前述の状況変化によって「もっと自由にやって良いんだ」と本人達が思ったかどうかはわかりませんが、実際本作のサウンドは前作までよりも柔軟性に富んでおり、形は違えど全盛期に劣らないほどのエネルギーを放出しています。

わかりやすいのが、#2『Disciple』#3『God Send Death』#4『New Faith』辺りのイントロで聴ける高速タム回しです。

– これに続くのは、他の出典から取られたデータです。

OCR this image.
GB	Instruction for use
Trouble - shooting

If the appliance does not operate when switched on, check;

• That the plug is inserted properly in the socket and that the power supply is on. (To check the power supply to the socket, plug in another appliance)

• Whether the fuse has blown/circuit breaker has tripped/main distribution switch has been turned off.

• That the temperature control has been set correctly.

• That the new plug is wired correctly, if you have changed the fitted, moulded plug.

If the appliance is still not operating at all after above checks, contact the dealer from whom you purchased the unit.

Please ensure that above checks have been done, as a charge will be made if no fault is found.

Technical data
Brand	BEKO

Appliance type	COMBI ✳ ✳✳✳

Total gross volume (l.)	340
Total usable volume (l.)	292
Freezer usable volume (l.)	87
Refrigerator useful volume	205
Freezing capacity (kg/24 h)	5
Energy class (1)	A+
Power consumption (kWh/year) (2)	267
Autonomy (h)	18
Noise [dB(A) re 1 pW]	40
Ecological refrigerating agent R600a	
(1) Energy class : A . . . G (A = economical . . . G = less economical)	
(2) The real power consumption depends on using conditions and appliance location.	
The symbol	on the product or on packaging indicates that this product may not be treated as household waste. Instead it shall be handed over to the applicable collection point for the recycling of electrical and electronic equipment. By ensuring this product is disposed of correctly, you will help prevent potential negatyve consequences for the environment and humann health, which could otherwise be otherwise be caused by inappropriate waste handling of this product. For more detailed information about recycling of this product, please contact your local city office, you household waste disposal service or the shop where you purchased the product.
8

明らかに Joey Jordison さん(ex:Slipknot) の特徴的なドラムに影響を受けているのがわかるものの、 若干のぎこちなさが漂っていた前作に比べ、のびのびとプレイしているのが伝わってきます。

また、叩きつけるようなスネアの音が印象的な #7『Exile』や、全体的な構成が "まんまSlipknot" な『War Zone』『Scarstruck』などの楽曲もあり、もう何というか「相当ハマってたんだろうなぁ」という印象です。

一応『Payback』のようなオーソドックスなスラッシュ曲もありますが、あくまでも "昔のファン向け" のオマケ的な扱いであり、(本作においては)主流ではないように感じました。

 

"最高傑作の焼き直し" を拒み続ける Slayer の姿勢が極端に現れた作品

基本的には、前作でおそるおそる取り入れた "ニューメタル" 要素を踏襲した作風ですが、Slayer チルドレン的な若手バンドの活躍により、環境的に随分と "やりやすくなった" であろうことが如実に感じられます。

ただ「Reign in Blood みたいなアルバム以外は絶対に認めない」という方々や「フォロワー的な作品は作ってほしくない」という方々からは、まず間違いなく嫌われるタイプの作品でしょう。"いわゆる" の Slayer 要素は、かなり薄めです。

個人的には、最高傑作 "の焼き直し" を望むような狭量なリスナーへの迎合はナンセンスだと思っているので、後輩バンドからも積極的に学ぼうとする Slayer の姿勢は普通に格好良いと思います。

慢性的な肘の負傷の悪化が原因で、本作を最後に Paul Bostaph さん(Dr.) はバンドを一時脱退。次作『Christ Illusion』ではオリジナル・ドラマーの Dave Lombardo さんに再びバトンタッチし、サウンド的には初期の疾走感を再現した感じの作風となっています。